En efecto, el sistema de la fabricacion de sederías consiste en una especie de trabajo á destajo mas bien que en esa organizacion del trabajo en grande escala que las fábricas han establecido en los centros manufactureros. La seda es cosechada en las llanuras del Ródano, el Saona, etc., por pequeños propietarios independientes, recogida despues y preparada para los tejidos por grandes especuladores y en fábricas considerables, y luego distribuida por los empresarios de tejidos, á los tejedores. En Lyon se cuentan como ochocientas pequeñas fábricas, y aunque la mayor parte de sus propietarios tienen el fondo que les procura los telares y aparatos, algunos reciben avances ó préstamos para los gastos de instalacion. Cada una de esas pequeñas fábricas tiene cinco, diez, veinte, treinta ó algunos mas obreros (aunque son raras las de muchos), y el director, que es una especie de obrero-maestro, recibe de este ó el otro empresario, á virtud de un convenio libre, las sedas preparadas, los diseños ó modelos para los dibujos, labrados y demas obras que debe contener una pieza de sedería, y todas las instrucciones necesarias.

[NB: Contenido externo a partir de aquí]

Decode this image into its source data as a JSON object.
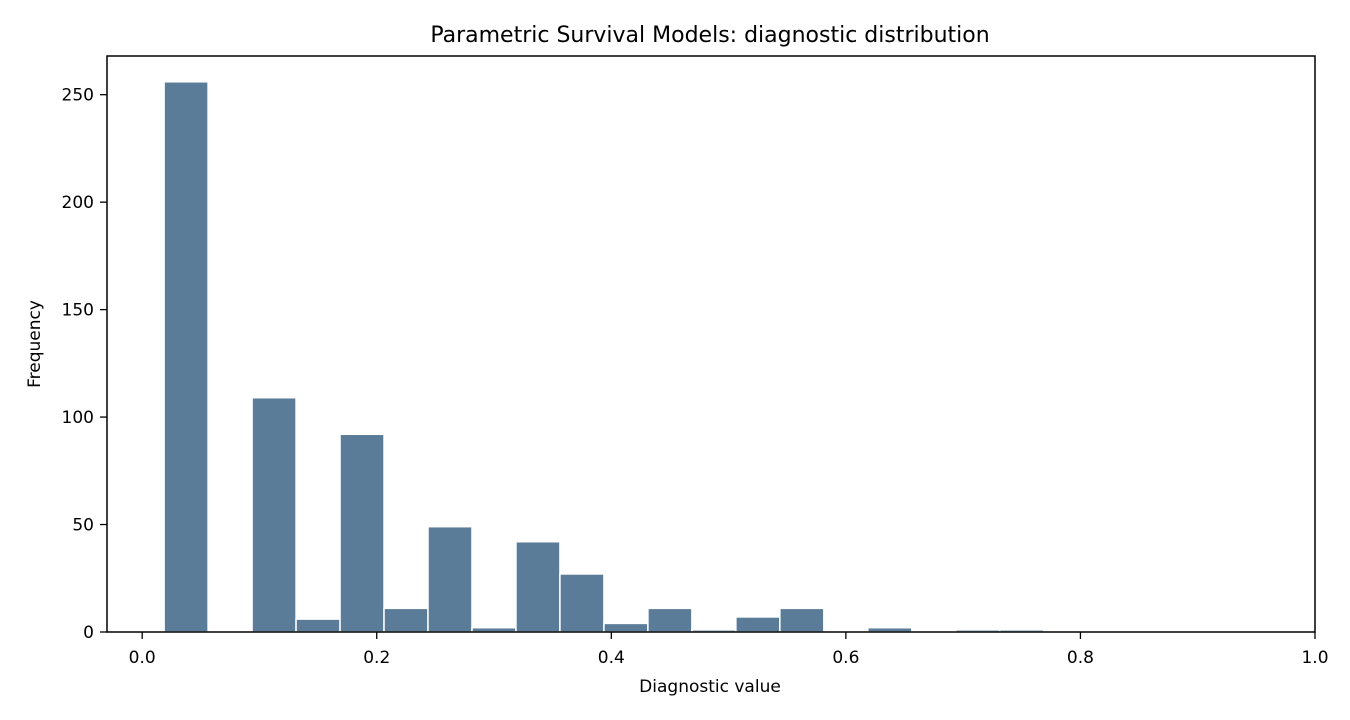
{
  "chart_data": {
    "type": "bar",
    "title": "Parametric Survival Models: diagnostic distribution",
    "xlabel": "Diagnostic value",
    "ylabel": "Frequency",
    "xlim": [
      -0.03,
      1.0
    ],
    "ylim": [
      0,
      268
    ],
    "xticks": [
      0.0,
      0.2,
      0.4,
      0.6,
      0.8,
      1.0
    ],
    "xtick_labels": [
      "0.0",
      "0.2",
      "0.4",
      "0.6",
      "0.8",
      "1.0"
    ],
    "yticks": [
      0,
      50,
      100,
      150,
      200,
      250
    ],
    "ytick_labels": [
      "0",
      "50",
      "100",
      "150",
      "200",
      "250"
    ],
    "grid": false,
    "bar_color": "#5b7c99",
    "bins": [
      {
        "x0": 0.0187,
        "x1": 0.0562,
        "count": 256
      },
      {
        "x0": 0.0562,
        "x1": 0.0937,
        "count": 0
      },
      {
        "x0": 0.0937,
        "x1": 0.1312,
        "count": 109
      },
      {
        "x0": 0.1312,
        "x1": 0.1687,
        "count": 6
      },
      {
        "x0": 0.1687,
        "x1": 0.2062,
        "count": 92
      },
      {
        "x0": 0.2062,
        "x1": 0.2437,
        "count": 11
      },
      {
        "x0": 0.2437,
        "x1": 0.2812,
        "count": 49
      },
      {
        "x0": 0.2812,
        "x1": 0.3187,
        "count": 2
      },
      {
        "x0": 0.3187,
        "x1": 0.3562,
        "count": 42
      },
      {
        "x0": 0.3562,
        "x1": 0.3937,
        "count": 27
      },
      {
        "x0": 0.3937,
        "x1": 0.4312,
        "count": 4
      },
      {
        "x0": 0.4312,
        "x1": 0.4687,
        "count": 11
      },
      {
        "x0": 0.4687,
        "x1": 0.5062,
        "count": 1
      },
      {
        "x0": 0.5062,
        "x1": 0.5437,
        "count": 7
      },
      {
        "x0": 0.5437,
        "x1": 0.5812,
        "count": 11
      },
      {
        "x0": 0.5812,
        "x1": 0.6187,
        "count": 0
      },
      {
        "x0": 0.6187,
        "x1": 0.6562,
        "count": 2
      },
      {
        "x0": 0.6562,
        "x1": 0.6937,
        "count": 0
      },
      {
        "x0": 0.6937,
        "x1": 0.7312,
        "count": 1
      },
      {
        "x0": 0.7312,
        "x1": 0.7687,
        "count": 1
      },
      {
        "x0": 0.7687,
        "x1": 0.8062,
        "count": 0.5
      },
      {
        "x0": 0.8062,
        "x1": 0.8437,
        "count": 0.5
      },
      {
        "x0": 0.8437,
        "x1": 0.8812,
        "count": 0
      },
      {
        "x0": 0.8812,
        "x1": 0.9187,
        "count": 0.5
      },
      {
        "x0": 0.9187,
        "x1": 0.9562,
        "count": 0.5
      }
    ]
  }
}
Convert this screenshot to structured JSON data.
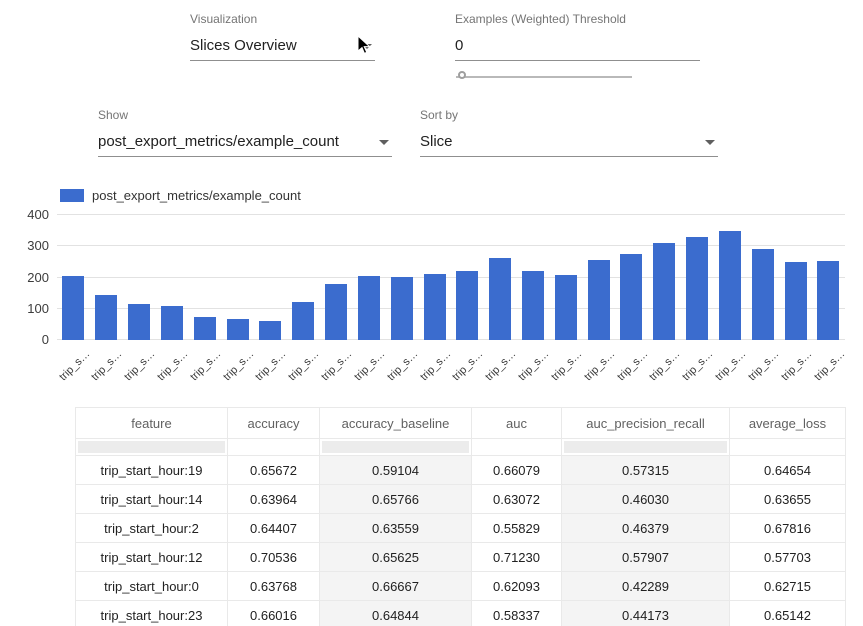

El tejedor ejecuta su trabajo con el mayor esmero, sirviéndose del telar y los utensilios necesarios, pero haciéndolo todo á mano, pues ninguna máquina podría ejecutar los admirables caprichos de la moda, los bordados, los dibujos y matices finísimos que las sederías requieren cuando no son estampadas. De ahí proceden la exquisita superioridad y belleza y el alto precio y limitada cantidad de las sederías de Lyon, las mejores del mundo en su género.

Pero de esa organizacion libre, espontánea y especialísima del trabajo, resultan al mismo tiempo muy importantes consecuencias económicas y morales que me llamaron la atencion. Desde luego, el primer resultado es la independencia del obrero, el cual, no siendo esclavo de la fábrica, no está sujeto á recibir la ley del capitalista. La competencia sostenida entre ochocientas fábricas pequeñas y muchos empresarios que contratan con ellas, evita los vicios que resultarían de la aglomeracion de produccion en pocas fábricas de grandes proporciones; conjura los efectos generales de las quiebras y crísis; da por base al trabajo la libertad, y establece de un modo regular el valor del producto.

Vése al mismo tiempo que el obrero trabaja con mas interes y estímulo, que economiza la materia prima, aprovecha mas tiempo, trabajando en su domicilio, tiene ménos ocasiones de vicio y por tanto mas moralidad, se siente con la conciencia de su personalidad independiente, y está á cubierto, en lo general, de esas funestas colisiones que tienen lugar á menudo en las grandes fábricas donde trabajan centenares ó millares de obreros Por desgracia, no todas las producciones se prestan á esa feliz organizacion, pues en casi todas las demas las máquinas desempeñan admirablemente la labor del hombre, ó los trabajos son esencialmente colectivos.